Synopses & Reviews
The memoir of a woman caught between her identity as a gay woman and the love and life debt she owes her mother.
When Putsata Reang was eleven months old, her family fled war-torn Cambodia, spending twenty-three days on a navy vessel before finding sanctuary in the Philippines. Holding what appeared to be a lifeless baby in her arms, Ma resisted the captain's orders to throw her bundle overboard. Instead, on landing, Ma rushed her baby into the arms of American military nurses and doctors, who saved the child's life. "I had hope, just a little, you were still alive," Ma would tell Put in an oft-repeated story that became family legend.
Over the years, Put lived to please Ma and make her proud, hustling to repay her life debt by becoming the consummate good Cambodian daughter, working steadfastly by Ma's side in the berry fields each summer and eventually building a successful career as an award-winning journalist. But Put's adoration and efforts are no match for Ma's expectations. When she comes out to Ma in her twenties, it's just a phase. When she fails to bring home a Khmer boyfriend, it's because she's not trying hard enough. When, at the age of forty, Put tells Ma she is finally getting married — to a woman — it breaks their bond in two.
In her startling memoir, Reang explores the long legacy of inherited trauma and the crushing weight of cultural and filial duty. With rare clarity and lyric wisdom, Ma and Me is a stunning, deeply moving memoir about love, debt, and duty.
Review
"A book as close to perfect as any I have read in many years. Lyrical, emotional, and profoundly moving, Ma and Me is in equal parts a love story between a mother and her daughter, and a family's tale of survival, war, and the inherited traumas.
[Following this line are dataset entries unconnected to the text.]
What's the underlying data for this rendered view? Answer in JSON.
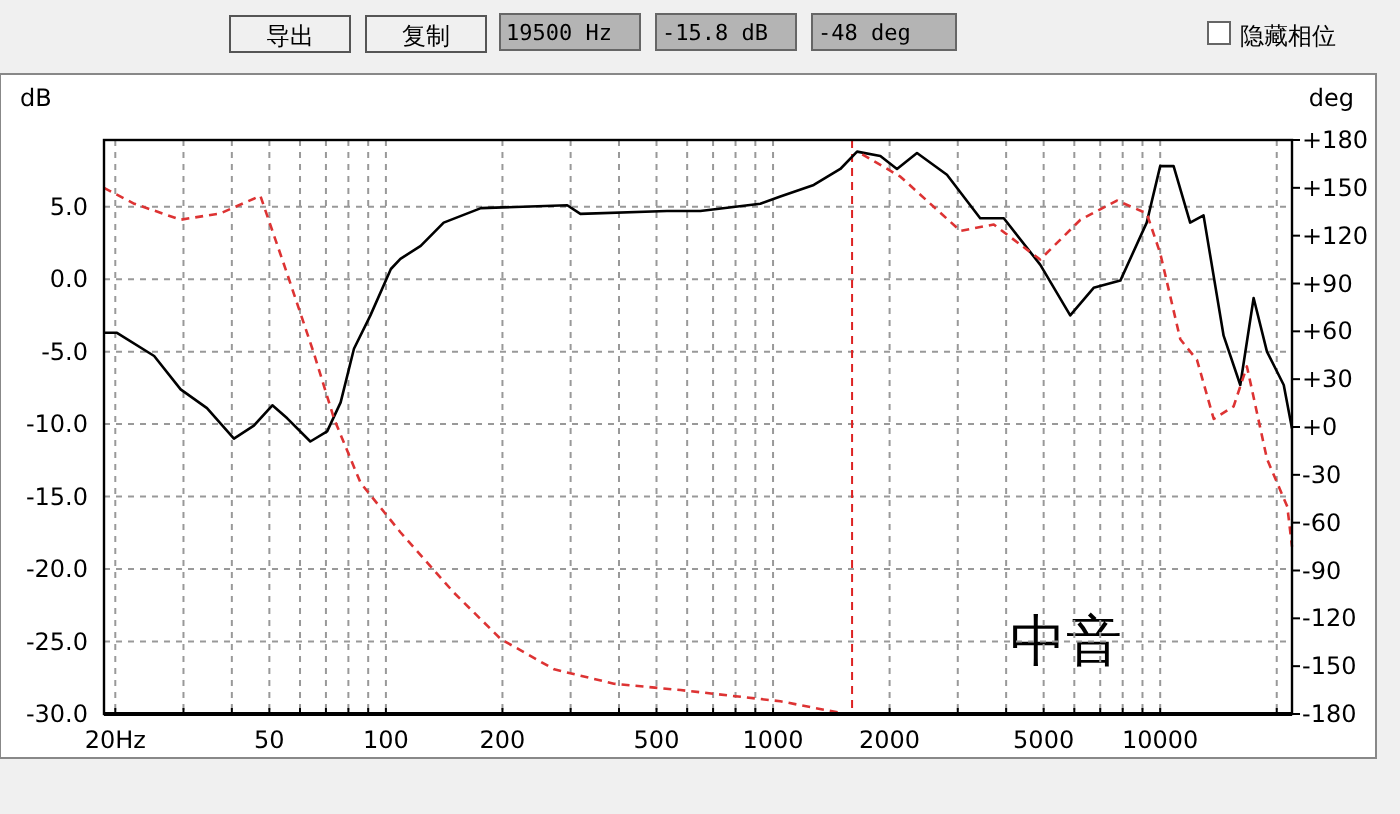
{
  "chart_data": {
    "type": "line",
    "xlabel": null,
    "ylabel": "dB",
    "y2label": "deg",
    "annotations": [
      "导出",
      "复制",
      "19500 Hz",
      "-15.8 dB",
      "-48 deg",
      "隐藏相位",
      "中音"
    ],
    "log": "x",
    "grid": true,
    "xlim": [
      18.7,
      21900
    ],
    "xticks": [
      {
        "value": 20,
        "label": "20Hz"
      },
      {
        "value": 30,
        "label": null
      },
      {
        "value": 40,
        "label": null
      },
      50,
      {
        "value": 60,
        "label": null
      },
      {
        "value": 70,
        "label": null
      },
      {
        "value": 80,
        "label": null
      },
      {
        "value": 90,
        "label": null
      },
      100,
      200,
      {
        "value": 300,
        "label": null
      },
      {
        "value": 400,
        "label": null
      },
      500,
      {
        "value": 600,
        "label": null
      },
      {
        "value": 700,
        "label": null
      },
      {
        "value": 800,
        "label": null
      },
      {
        "value": 900,
        "label": null
      },
      1000,
      2000,
      {
        "value": 3000,
        "label": null
      },
      {
        "value": 4000,
        "label": null
      },
      5000,
      {
        "value": 6000,
        "label": null
      },
      {
        "value": 7000,
        "label": null
      },
      {
        "value": 8000,
        "label": null
      },
      {
        "value": 9000,
        "label": null
      },
      10000,
      {
        "value": 20000,
        "label": null
      }
    ],
    "ylim": [
      -30,
      9.6
    ],
    "yticks": [
      {
        "value": 5,
        "label": "5.0"
      },
      {
        "value": 0,
        "label": "0.0"
      },
      {
        "value": -5,
        "label": "-5.0"
      },
      {
        "value": -10,
        "label": "-10.0"
      },
      {
        "value": -15,
        "label": "-15.0"
      },
      {
        "value": -20,
        "label": "-20.0"
      },
      {
        "value": -25,
        "label": "-25.0"
      },
      {
        "value": -30,
        "label": "-30.0"
      }
    ],
    "y2lim": [
      -180,
      180
    ],
    "y2ticks": [
      {
        "value": 180,
        "label": "+180"
      },
      {
        "value": 150,
        "label": "+150"
      },
      {
        "value": 120,
        "label": "+120"
      },
      {
        "value": 90,
        "label": "+90"
      },
      {
        "value": 60,
        "label": "+60"
      },
      {
        "value": 30,
        "label": "+30"
      },
      {
        "value": 0,
        "label": "+0"
      },
      -30,
      -60,
      -90,
      -120,
      -150,
      -180
    ],
    "ref_lines": [
      {
        "axis": "x",
        "value": 1600,
        "color": "#dd2222",
        "line_style": "dashed"
      }
    ],
    "series": [
      {
        "color": "#000000",
        "line_style": "solid",
        "x": [
          18.7,
          20.2,
          25.2,
          29.5,
          34.5,
          40.5,
          45.6,
          50.9,
          55.6,
          63.8,
          70.5,
          76.4,
          82.7,
          91.2,
          103,
          109,
          123,
          141,
          176,
          294,
          318,
          532,
          649,
          927,
          1044,
          1274,
          1492,
          1648,
          1893,
          2090,
          2354,
          2813,
          3428,
          3945,
          4898,
          5856,
          6731,
          7889,
          9230,
          10000,
          10830,
          11950,
          12940,
          14580,
          16100,
          17430,
          18870,
          20850,
          21900
        ],
        "values": [
          -3.7,
          -3.7,
          -5.3,
          -7.6,
          -8.9,
          -11.0,
          -10.1,
          -8.7,
          -9.6,
          -11.2,
          -10.5,
          -8.5,
          -4.8,
          -2.5,
          0.7,
          1.4,
          2.3,
          3.9,
          4.9,
          5.1,
          4.5,
          4.7,
          4.7,
          5.2,
          5.7,
          6.5,
          7.6,
          8.8,
          8.5,
          7.6,
          8.7,
          7.2,
          4.2,
          4.2,
          1.0,
          -2.5,
          -0.6,
          -0.1,
          3.9,
          7.8,
          7.8,
          3.9,
          4.4,
          -3.9,
          -7.3,
          -1.3,
          -5.0,
          -7.3,
          -10.3
        ]
      },
      {
        "color": "#dd3333",
        "axis": "y2",
        "line_style": "dashed",
        "x": [
          18.7,
          22.4,
          29.5,
          37.4,
          47.4,
          55.6,
          65.2,
          73.5,
          86,
          109,
          150,
          198,
          272,
          388,
          577,
          1044,
          1544,
          1600,
          1700,
          2133,
          3047,
          3716,
          4898,
          6223,
          7730,
          9230,
          10000,
          11270,
          12450,
          13750,
          15480,
          16750,
          18870,
          21300,
          21900
        ],
        "values": [
          150,
          140,
          130,
          134,
          145,
          96,
          46,
          5,
          -35,
          -66,
          -104,
          -133,
          -152,
          -161,
          -165,
          -172,
          -180,
          null,
          171,
          157,
          123,
          127,
          105,
          130,
          142,
          134,
          109,
          55,
          42,
          5,
          13,
          38,
          -20,
          -50,
          -75
        ]
      }
    ]
  }
}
I read Ma and Me in two days, and that is only because I forced myself to slow down to savor Putsata Reang's sharp, poetic prose."
Loung Ung, author of First They Killed My Father
Review
"At a time when there are more refugees than ever in history, and borders are places of violenceand cruelty, two essential stories of our time converge in Ma and Me: Americanization's multigenerational costs, and the way this converges with lesbian life. Putsata Reang expands both literatures with this openhearted memoir that grapples emotionally and historically with the profound consequences of displacement on future lives and relationships. A book that opens the door to include queer descendants of war survivors into the growing American library of love."
Sarah Schulman, author of Let the Record Show
Review
“An important new entry in the growing body of American refugee and immigrant literature, shining a fearless light on the experiences of queer people whose families have survived the trauma of war.” BookPage
About the Author
Putsata Reang is an author and a journalist whose writings have appeared in The New York Times, Politico, The Guardian, Ms., and The Seattle Times, among other publications. Born in Cambodia and raised in rural Oregon, Reang has lived and worked in more than a dozen countries, including Cambodia, Afghanistan, and Thailand. She is an alum of residencies at Hedgebrook, Kimmel Harding Nelson, and Mineral School, and she has received fellowships from the Alicia Patterson Foundation and Jack Straw Writers Program. She teaches memoir writing at the University of Washington's School of Professional & Continuing Education.